| There really needs to be some leadership resolve on these issues -
we
| can't have the kernel hacking going on with no clear over-all
| distribution guidance. I've read this thread with trepidation
lately.
Welcome to the FOSS world.
Duh, I've been in the FOSS world since the 80's. This ain't news.
| The whole issue of the state of devices during suspend/resume *is* a
| kernel issue, and it *is* a user space issue. The kernel needs to
do
| what its told to do by devices, and the state of these devices
What?
Suspend is a run-level. Resume is a run-level. Yes, even a power-
down of a component is a matter of run-level state change.

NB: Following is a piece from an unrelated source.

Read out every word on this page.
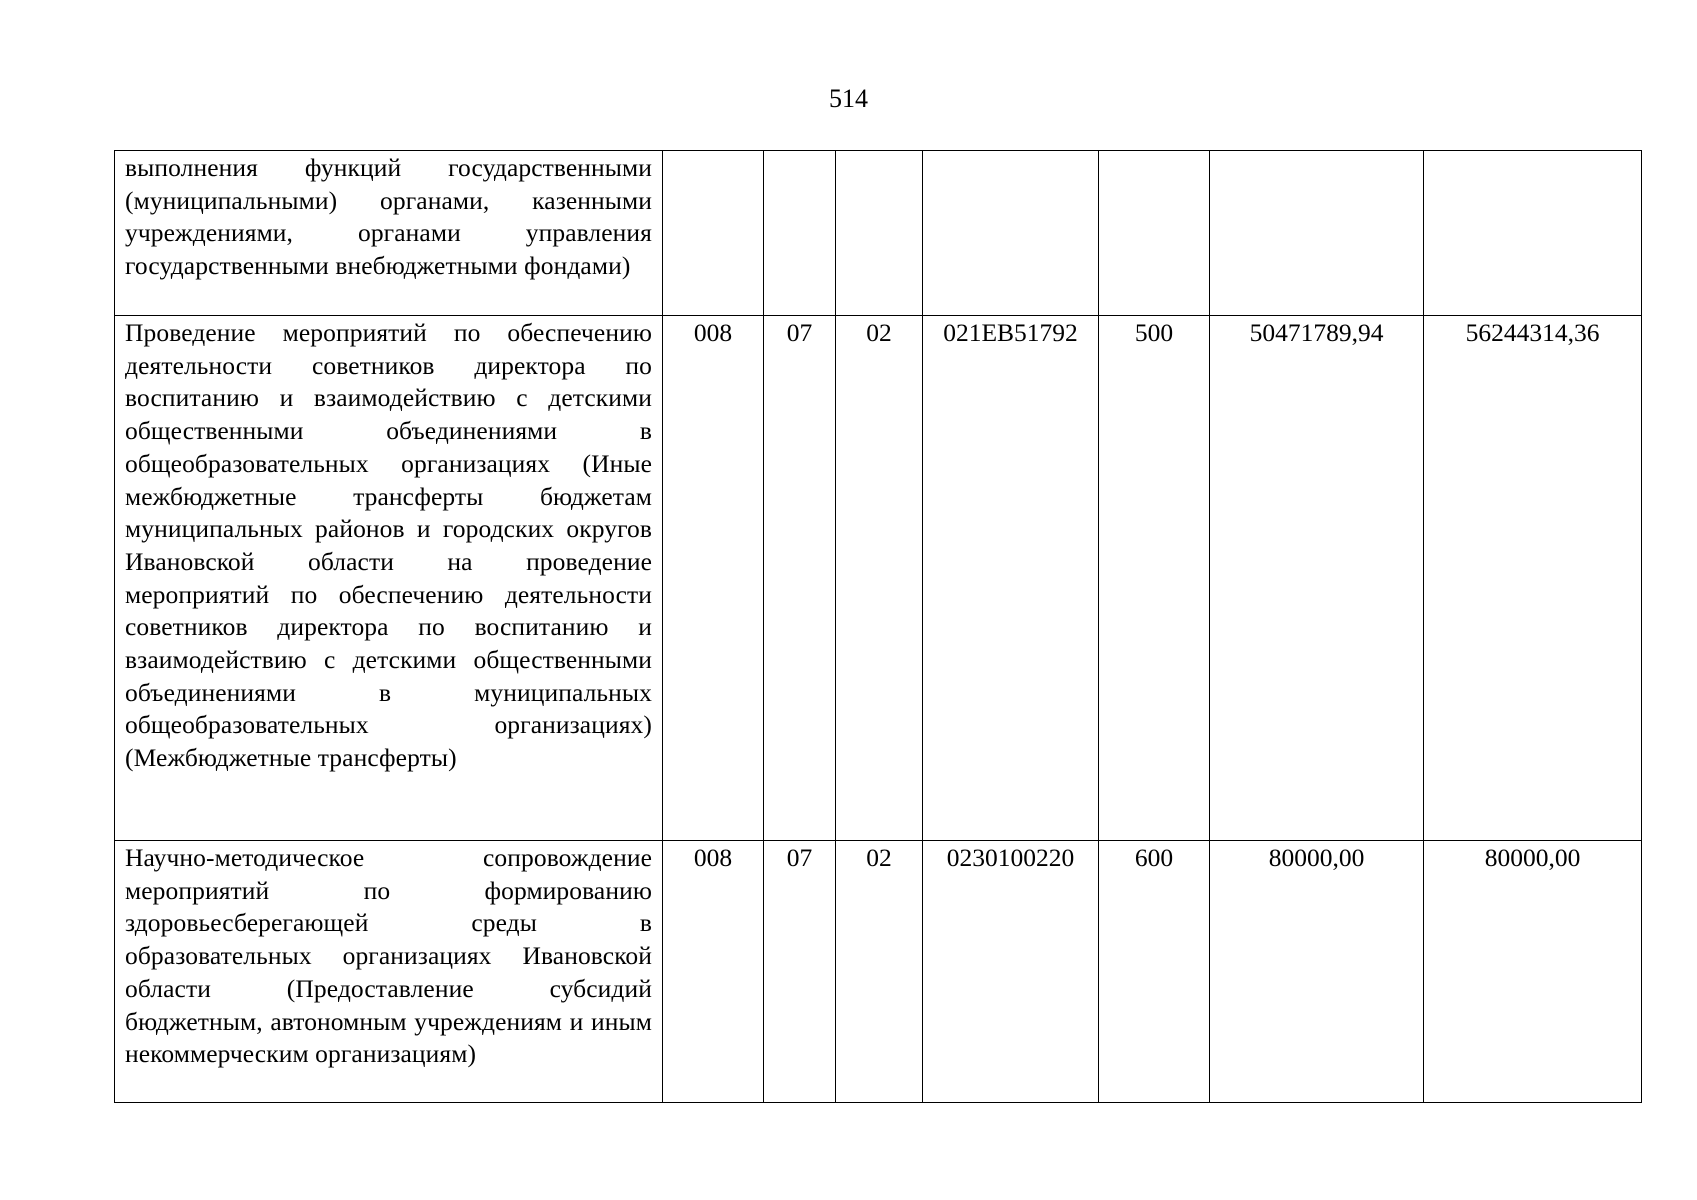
514
выполнения функций государственными (муниципальными) органами, казенными учреждениями, органами управления государственными внебюджетными фондами)							
Проведение мероприятий по обеспечению деятельности советников директора по воспитанию и взаимодействию с детскими общественными объединениями в общеобразовательных организациях (Иные межбюджетные трансферты бюджетам муниципальных районов и городских округов Ивановской области на проведение мероприятий по обеспечению деятельности советников директора по воспитанию и взаимодействию с детскими общественными объединениями в муниципальных общеобразовательных организациях) (Межбюджетные трансферты)	008	07	02	021EВ51792	500	50471789,94	56244314,36
Научно-методическое сопровождение мероприятий по формированию здоровьесберегающей среды в образовательных организациях Ивановской области (Предоставление субсидий бюджетным, автономным учреждениям и иным некоммерческим организациям)	008	07	02	0230100220	600	80000,00	80000,00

The state of devices and services during, while, and after these
changes in run-level, ought to be governed by init scripts. If I
change run-level to 'suspending', then the init scripts surrounding
that run-level state change can check the status of all devices, write
to disk, then .. when the 'resume' run-level scripts are run, the
state of the devices can be determined, and set back to what they were
before the run-level change.
I work on safety-critical systems for THALES. We put the system in
the *same* state it was in before the run-level change, because we are
an OS. The Applications groups need stability around this issue; the
same is true for us OpenMoko developers. If I've written an app, I
want to know if the screen is on, if the CPU is in lower-power mode,
etc. My apps depend on knowing these details; it is up to the kernel
to provide the answer to this question.